日産「ゴーン追放クーデター」に見る日産の未来と正義という偽善。

~悲しいかな。ゴーン追放クーデター後の日産の未来!

 まさかの、そしてドラマ「ハゲタカ」もびっくりの「ゴーン追放」クーデター。

 これは、誰が見ても「クーデター」である。そして、この「クーデター」を成し遂げた西川廣人社長兼CEOサイドに高揚感がうかがえないこと、ゴーン体制の「不満」をあげつらうだけで、自分たちの思い描く「未来」を示しえない結果に、「西川廣人社長兼CEO日産」の未来も見えたような気もする。事実、西川廣人社長兼CEOの思惑とは裏腹に東京地検特捜部は日産経営陣の背任も視野に「聴取」を続けているという話もある。

 1999年経営破たん寸前だった日産はひどかった。自分もずつと日産車を乗り続けていたが、新車は、普通に乗って6年で錆が末期状態になる。(街で見かけるブルーバードはみな同じ様)、中古車は5~6万キロのテラノが、車のおなかに給油が漏れ続け、タプタプ、少しでも衝撃があれば爆発・・・なんていわれ、挙句に、トヨタに乗り換えることを決意しつつ、日産の付き合いのある会社に、エルグランドの交渉も、社交辞令で話し合い、・・・その夜(トヨタエスティマにしたのだが)、営業から電話で、270万でもいいので・・・というお願いがあったほど。そんな状態だったのだ。

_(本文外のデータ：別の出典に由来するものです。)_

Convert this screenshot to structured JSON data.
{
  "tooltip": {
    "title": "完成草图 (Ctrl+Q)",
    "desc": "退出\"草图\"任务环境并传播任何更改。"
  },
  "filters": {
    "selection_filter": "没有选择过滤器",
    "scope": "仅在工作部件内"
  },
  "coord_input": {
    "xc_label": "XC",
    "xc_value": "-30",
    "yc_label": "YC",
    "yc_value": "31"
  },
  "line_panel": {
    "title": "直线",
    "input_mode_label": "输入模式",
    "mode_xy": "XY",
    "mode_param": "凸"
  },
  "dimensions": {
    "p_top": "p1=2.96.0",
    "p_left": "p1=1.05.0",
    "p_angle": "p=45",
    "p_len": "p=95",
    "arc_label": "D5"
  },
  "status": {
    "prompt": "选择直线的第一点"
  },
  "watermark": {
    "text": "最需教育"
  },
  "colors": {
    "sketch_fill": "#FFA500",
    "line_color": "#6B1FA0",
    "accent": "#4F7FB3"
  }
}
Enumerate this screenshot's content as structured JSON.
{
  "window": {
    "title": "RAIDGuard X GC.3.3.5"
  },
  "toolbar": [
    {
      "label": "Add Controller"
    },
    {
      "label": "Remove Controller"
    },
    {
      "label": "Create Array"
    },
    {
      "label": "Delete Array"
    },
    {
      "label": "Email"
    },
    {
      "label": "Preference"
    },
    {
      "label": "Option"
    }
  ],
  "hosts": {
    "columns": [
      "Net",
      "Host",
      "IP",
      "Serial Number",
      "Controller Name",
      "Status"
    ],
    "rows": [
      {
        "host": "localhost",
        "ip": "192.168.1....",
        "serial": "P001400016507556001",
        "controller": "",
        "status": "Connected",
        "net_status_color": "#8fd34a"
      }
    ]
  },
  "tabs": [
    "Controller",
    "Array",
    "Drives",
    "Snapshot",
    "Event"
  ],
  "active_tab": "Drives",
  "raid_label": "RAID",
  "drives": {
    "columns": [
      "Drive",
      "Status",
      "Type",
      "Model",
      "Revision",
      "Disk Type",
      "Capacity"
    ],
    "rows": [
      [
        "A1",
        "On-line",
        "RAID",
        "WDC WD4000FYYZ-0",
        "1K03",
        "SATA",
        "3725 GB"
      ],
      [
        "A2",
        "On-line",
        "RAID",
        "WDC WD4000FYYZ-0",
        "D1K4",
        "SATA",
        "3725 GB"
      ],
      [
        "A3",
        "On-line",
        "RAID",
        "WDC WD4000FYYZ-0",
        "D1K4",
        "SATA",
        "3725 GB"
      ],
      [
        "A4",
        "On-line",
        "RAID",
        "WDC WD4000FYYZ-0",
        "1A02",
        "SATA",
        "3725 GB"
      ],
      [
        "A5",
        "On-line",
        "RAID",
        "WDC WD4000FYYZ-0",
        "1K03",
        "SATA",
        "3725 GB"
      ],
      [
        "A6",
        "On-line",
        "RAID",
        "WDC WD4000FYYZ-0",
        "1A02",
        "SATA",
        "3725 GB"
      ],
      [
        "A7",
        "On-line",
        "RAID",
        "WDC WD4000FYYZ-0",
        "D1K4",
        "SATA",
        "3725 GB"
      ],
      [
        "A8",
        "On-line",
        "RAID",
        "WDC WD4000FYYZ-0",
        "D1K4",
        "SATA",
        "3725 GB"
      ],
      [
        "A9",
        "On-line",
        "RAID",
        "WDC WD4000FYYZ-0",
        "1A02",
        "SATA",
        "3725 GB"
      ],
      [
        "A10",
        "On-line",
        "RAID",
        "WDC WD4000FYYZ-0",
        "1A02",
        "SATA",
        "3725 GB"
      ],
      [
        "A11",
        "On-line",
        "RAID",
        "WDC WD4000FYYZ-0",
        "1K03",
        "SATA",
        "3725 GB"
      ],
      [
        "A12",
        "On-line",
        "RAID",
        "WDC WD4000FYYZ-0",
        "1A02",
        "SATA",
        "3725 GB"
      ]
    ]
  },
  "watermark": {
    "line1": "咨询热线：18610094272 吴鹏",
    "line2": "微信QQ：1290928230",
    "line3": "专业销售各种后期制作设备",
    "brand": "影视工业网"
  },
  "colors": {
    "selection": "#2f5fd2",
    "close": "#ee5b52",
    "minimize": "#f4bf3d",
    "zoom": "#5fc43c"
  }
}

 人生の行動の結果には、すべて光と影がある。日産のカルロス・ゴーンがメディアに「カリスマ経営者」と持ち上げられた理由は、言うまでもなく“コストカッター”。要するにクビ切りだ。ゴーン容疑者は日産の社長だった2009年2月から、国内工場などで働く約8000人に上る非正規労働者の大量のクビ切り策を強行。多くの人が生活の基盤を失ったが、同時に、彼の行動力なしでは、200パーセント、日本から「日産」という会社はなくなっていた。当時を生きた自分は、そう思う。倒産すれば、生活の基盤も何もありはしない。多くは派遣社員がその対象になったが、その社員たちは、世の移り変わりに、危機感を持ち、学生時代や社会人時代を過ごしたか?言いたいのは、ゴーンだけが悪いのか、ということだ。

 まあ、外部の人間が富を得て、自分たちには・・・となると「妬み」「ひがみ」は世の常。そこに「手を打たなかった」所に、ゴーンの油断があったかもしれない。ただ、今回の「事件」も、日本の「文化」的に、報酬はあまり多く見せないほうがいいと「日産」経営陣がアドバイスしていた、という話もある。つまり、だまされたのかもしれない。ただ、倒産しそうな時には、百頭下げて「来ていただいて」、利益が出るようになると、足で砂をかけるように「もらいすぎだ」、と謀略をはかる。それが、なんともやりきれない。「感謝は口だけ」「のど元過ぎれば熱さ忘れる」のような「今の日本」を見るようで、落ち着かない。社内の不満は、ゴーン氏ら一部の外国人が高給を取り、会社の金で贅沢三昧なのに、現場への投資は怠っていることへの反発もわからなくはないが。

 ただ歴史上、クーデターは明るい未来を作ってこなかった。壊すのは簡単。だが、その先の「設計図」を誰も描けなかったからだ。西川廣人社長兼CEOサイドに、未来への

「設計図」や「設計図作製への情熱」があるとは感じられなかった。

 ゴーンなきあとの日産は、残念ながら明るいものではないような気がする。